Enable VP9 in Microsoft Edge for better HTML5 streaming support
Microsoft continues its work on the Edge browser that it shipped with Windows 10 in the latest Insider build 10547 released to the Fast Ring a while ago.
One new feature that is found in the version of Microsoft Edge that shipped with that new Windows 10 Build is support for VP9.
Support for the VP9 is not enabled by default but can be enabled by users of the browser. This is done in the following way:
- Load about:flags in Microsoft's Edge address bar and hit enter.
- Scroll down on the page that opens until you find the Media Source Extensions group and there the Enable VP9 preference.
- Check the box and restart Microsoft Edge afterwards.
One of the easier ways to check that everything went smoothly is to open YouTube's HTML5 Video Player page.
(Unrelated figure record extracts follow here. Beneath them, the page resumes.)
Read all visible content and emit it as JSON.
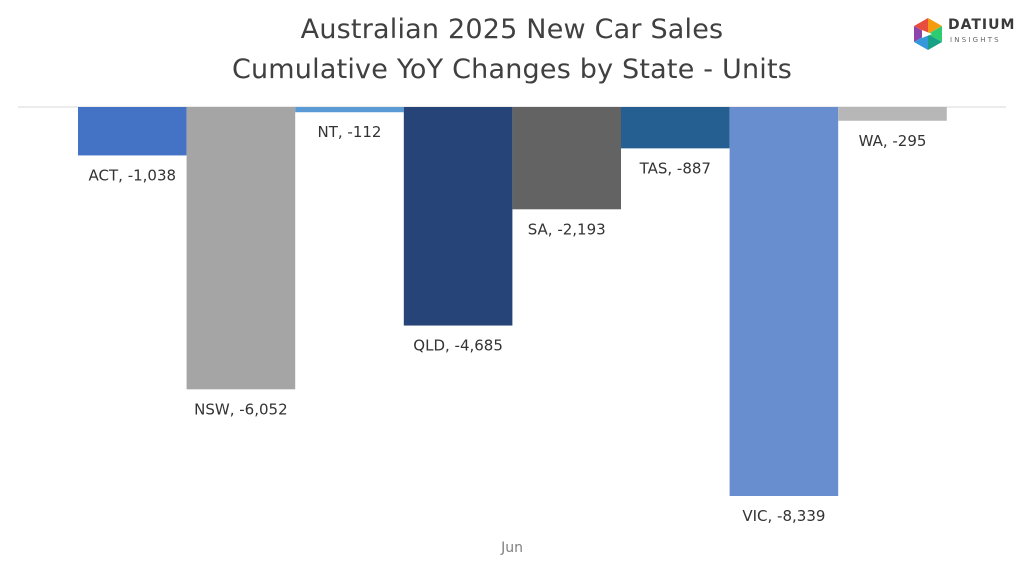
{
  "logo": {
    "name": "DATIUM",
    "tagline": "INSIGHTS",
    "colors": [
      "#e84e3c",
      "#f39c12",
      "#2ecc71",
      "#3498db",
      "#8e44ad"
    ]
  },
  "chart_data": {
    "type": "bar",
    "title": [
      "Australian 2025 New Car Sales",
      "Cumulative YoY Changes by State - Units"
    ],
    "x_category": "Jun",
    "ylim": [
      -8339,
      0
    ],
    "grid": false,
    "legend": "none",
    "series": [
      {
        "name": "ACT",
        "value": -1038,
        "label": "ACT, -1,038",
        "color": "#4472c4"
      },
      {
        "name": "NSW",
        "value": -6052,
        "label": "NSW, -6,052",
        "color": "#a5a5a5"
      },
      {
        "name": "NT",
        "value": -112,
        "label": "NT, -112",
        "color": "#5b9bd5"
      },
      {
        "name": "QLD",
        "value": -4685,
        "label": "QLD, -4,685",
        "color": "#264478"
      },
      {
        "name": "SA",
        "value": -2193,
        "label": "SA, -2,193",
        "color": "#636363"
      },
      {
        "name": "TAS",
        "value": -887,
        "label": "TAS, -887",
        "color": "#255e91"
      },
      {
        "name": "VIC",
        "value": -8339,
        "label": "VIC, -8,339",
        "color": "#698ed0"
      },
      {
        "name": "WA",
        "value": -295,
        "label": "WA, -295",
        "color": "#b7b7b7"
      }
    ]
  }
}
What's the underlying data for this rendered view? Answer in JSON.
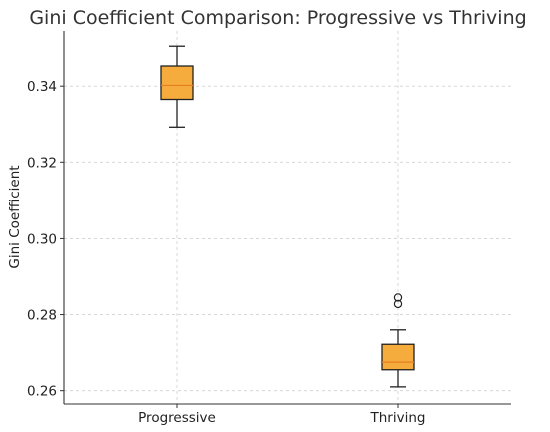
{
  "chart_data": {
    "type": "box",
    "title": "Gini Coefficient Comparison: Progressive vs Thriving",
    "xlabel": "",
    "ylabel": "Gini Coefficient",
    "ylim": [
      0.2565,
      0.3545
    ],
    "yticks": [
      0.26,
      0.28,
      0.3,
      0.32,
      0.34
    ],
    "ytick_labels": [
      "0.26",
      "0.28",
      "0.30",
      "0.32",
      "0.34"
    ],
    "grid": true,
    "box_color": "#f5ac3d",
    "median_color": "#e67e22",
    "categories": [
      "Progressive",
      "Thriving"
    ],
    "boxes": [
      {
        "name": "Progressive",
        "whisker_low": 0.3292,
        "q1": 0.3365,
        "median": 0.3402,
        "q3": 0.3453,
        "whisker_high": 0.3505,
        "outliers": []
      },
      {
        "name": "Thriving",
        "whisker_low": 0.261,
        "q1": 0.2655,
        "median": 0.2675,
        "q3": 0.2722,
        "whisker_high": 0.276,
        "outliers": [
          0.2845,
          0.2828
        ]
      }
    ]
  }
}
The MSE & WebM VP9 entry on that page should show as supported. Note that WebM VP8 is not supported by Microsoft Edge and will show as unsupported because of this.
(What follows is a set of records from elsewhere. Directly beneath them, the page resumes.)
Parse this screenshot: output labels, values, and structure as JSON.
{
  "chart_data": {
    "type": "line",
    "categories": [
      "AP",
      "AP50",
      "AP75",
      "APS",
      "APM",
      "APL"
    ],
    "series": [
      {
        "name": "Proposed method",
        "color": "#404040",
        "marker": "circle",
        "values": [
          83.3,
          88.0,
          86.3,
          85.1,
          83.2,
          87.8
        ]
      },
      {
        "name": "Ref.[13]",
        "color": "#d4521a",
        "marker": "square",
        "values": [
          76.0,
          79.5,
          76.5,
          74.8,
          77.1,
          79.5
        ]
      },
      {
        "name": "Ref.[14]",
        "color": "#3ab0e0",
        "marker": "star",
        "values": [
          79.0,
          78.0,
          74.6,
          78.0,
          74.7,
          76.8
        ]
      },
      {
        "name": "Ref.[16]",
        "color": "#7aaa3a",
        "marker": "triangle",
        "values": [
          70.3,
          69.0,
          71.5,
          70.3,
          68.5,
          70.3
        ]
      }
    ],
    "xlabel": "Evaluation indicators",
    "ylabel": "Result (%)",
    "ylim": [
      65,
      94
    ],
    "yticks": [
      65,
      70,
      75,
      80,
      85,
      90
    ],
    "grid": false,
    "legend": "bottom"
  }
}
Enabling VP9 in Microsoft Edge improves streaming support of the browser. While most streaming services support both VP9 and H.264, support for both formats may be beneficial in a number of ways.
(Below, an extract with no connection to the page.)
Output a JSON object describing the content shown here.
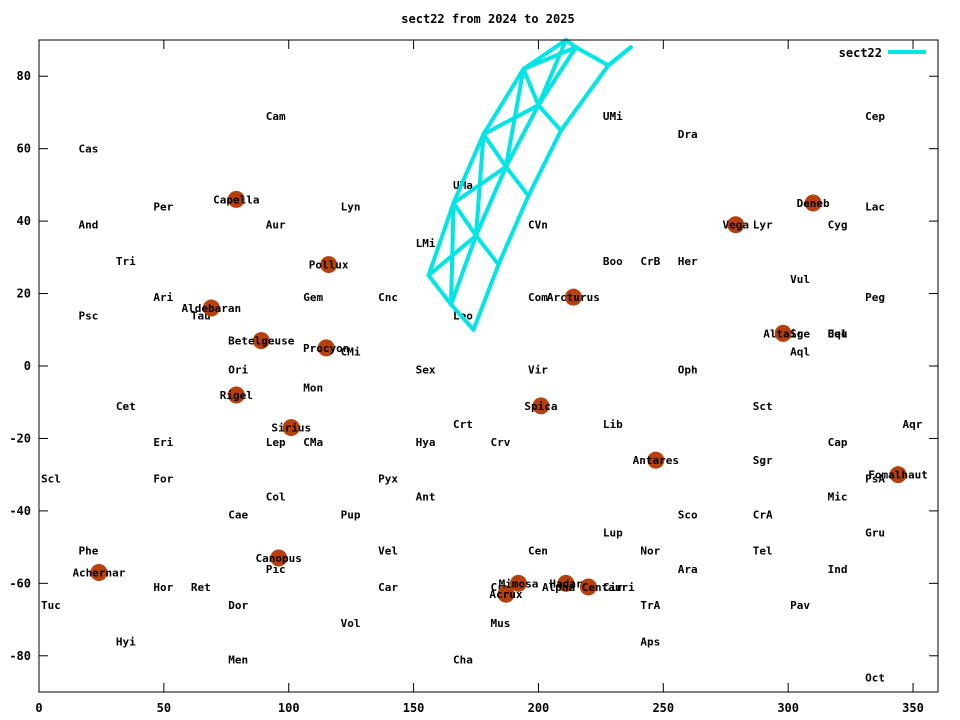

When compared to H.264, VP9 saves a lot of bandwidth which comes at the cost of processing power. This means that generally speaking, it is beneficial to users who work on old hardware to use H.264 instead of VP9 as it may improve overall performance, while VP9 is usually the better choice on modern systems.
This does not take H.265 into account which offers similar benefits but is not (yet) supported by most streaming sites on the Internet.
It is unclear why Microsoft has not enabled VP9 supported directly in Microsoft Edge but the most likely explanation is that the feature may not be fully ready for prime time yet.
Windows 10 Insiders who enable the feature are encouraged to report their experience to Microsoft using the Feedback app that is integrated in the operating system.
You may remove support for VP9 at any time by removing the checkmark next to Enable VP9 on the browser's about:flags page and restarting it afterwards.
The feature is currently only available on the Insider channel. Microsoft has not commented on availability in stable builds of the web browser.
“…beneficial to users who work on old hardware to use H.264 instead of VP9 as it may improve overall performance”
Try as I might, I couldn’t get any base specs for how fast a computer is necessary to play VP9. I even tried to dig up whether or not a Raspberry Pi device could play them as a sort of baseline but no dice. I’d be interested to see what base-level hardware is necessary for all the new codecs coming up.